Présenté comme l’un des projets les plus imposants de l’acteur depuis l’annonce de la saison 4 de Reacher, le long-métrage n’a jamais caché ce qu’il voulait être : un mélange de science-fiction, d’action militaire et de gros divertissement.

Les premiers retours dessinent donc un film nerveux, parfois impressionnant, souvent énergique, mais loin de faire l’unanimité dès qu’on regarde ce qu’il raconte vraiment. Pour Ritchson, dont le statut de star d’action continue de grandir bien au-delà de la série à succès de Prime Video, ce n’est pas un détail.

Plusieurs critiques reviennent d’ailleurs sur le même point : le charisme physique de l’acteur. Depuis sa percée avec Reacher, c’est devenu l’un des axes centraux de sa carrière.

Et c’est là que ça devient intéressant. Même chez les observateurs les plus réservés, cette qualité revient sans cesse. Sauf que, selon eux, War Machine n’arrive pas toujours à transformer cette présence en véritable moteur dramatique, surtout quand le scénario essaie d’ouvrir son univers ou d’ajouter une charge émotionnelle plus lourde à l’intrigue.

Au fond, le film a l’air de parler directement à ceux qui aiment l’action frontale, sèche, immédiate, tout en laissant sur le bord de la route une partie des spectateurs qui espéraient quelque chose de plus solide sur le fond.

Ce projet compte aussi énormément pour Ritchson pour une autre raison : il doit confirmer qu’il peut s’imposer un peu plus comme tête d’affiche capable de porter à lui seul un film de studio, ou de plateforme, sans dépendre uniquement d’une franchise déjà bien installée.

Il y a aussi ce que le film raconte, en creux, sur l’état du marché.
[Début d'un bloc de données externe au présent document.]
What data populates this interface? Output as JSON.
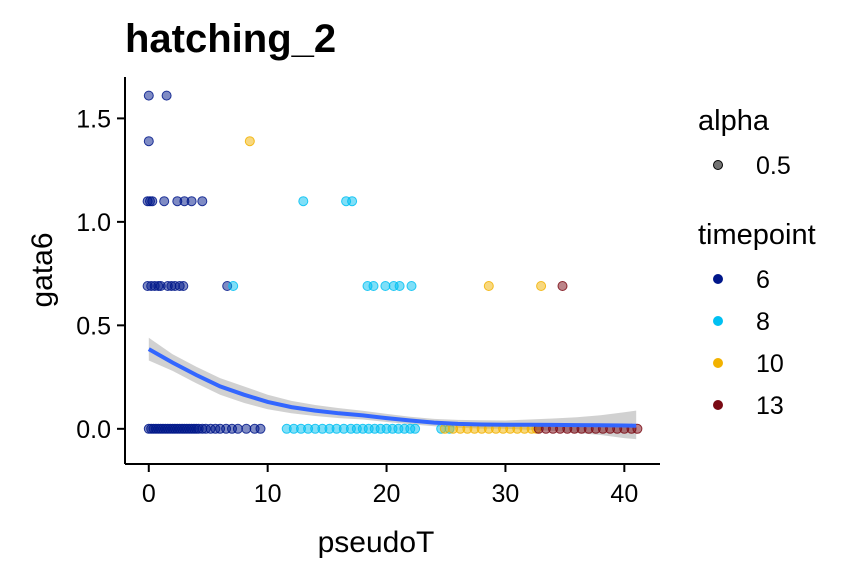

Depuis des mois, Hollywood cherche de nouveaux visages de l’action capables d’attirer le grand public aussi bien en streaming qu’en salles. Et Ritchson revient souvent dans cette discussion, grâce à un capital sympathie réel, un physique immédiatement reconnaissable et une popularité qui continue de monter à l’international.

Mieux vaut quand même garder un peu de recul. Une réception critique partagée ne veut pas automatiquement dire échec pour ce genre de production, surtout quand on parle d’action et de science-fiction, deux terrains où le bouche-à-oreille du public ne ressemble pas toujours à celui de la presse.

War Machine peut encore trouver sa place s’il accroche les fans de Ritchson et ceux qui viennent avant tout chercher de l’action pure et dure.

Pour les spectateurs qui le suivent depuis Reacher, la lecture est assez simple : on n’est pas devant un nouveau consensus critique, mais devant un pari plus risqué, un film qui met bien en lumière ses qualités habituelles tout en exposant assez clairement ce qui lui manque encore hors de sa série la plus populaire.

Si vous avez surtout envie de voir Ritchson dans un nouveau rôle physique, taillé pour le grand spectacle, il y a de bonnes chances que le film vous donne ce que vous êtes venu chercher. Si vous attendiez le moment où il bascule vers un blockbuster applaudi de tous côtés, il faudra sans doute patienter encore un peu.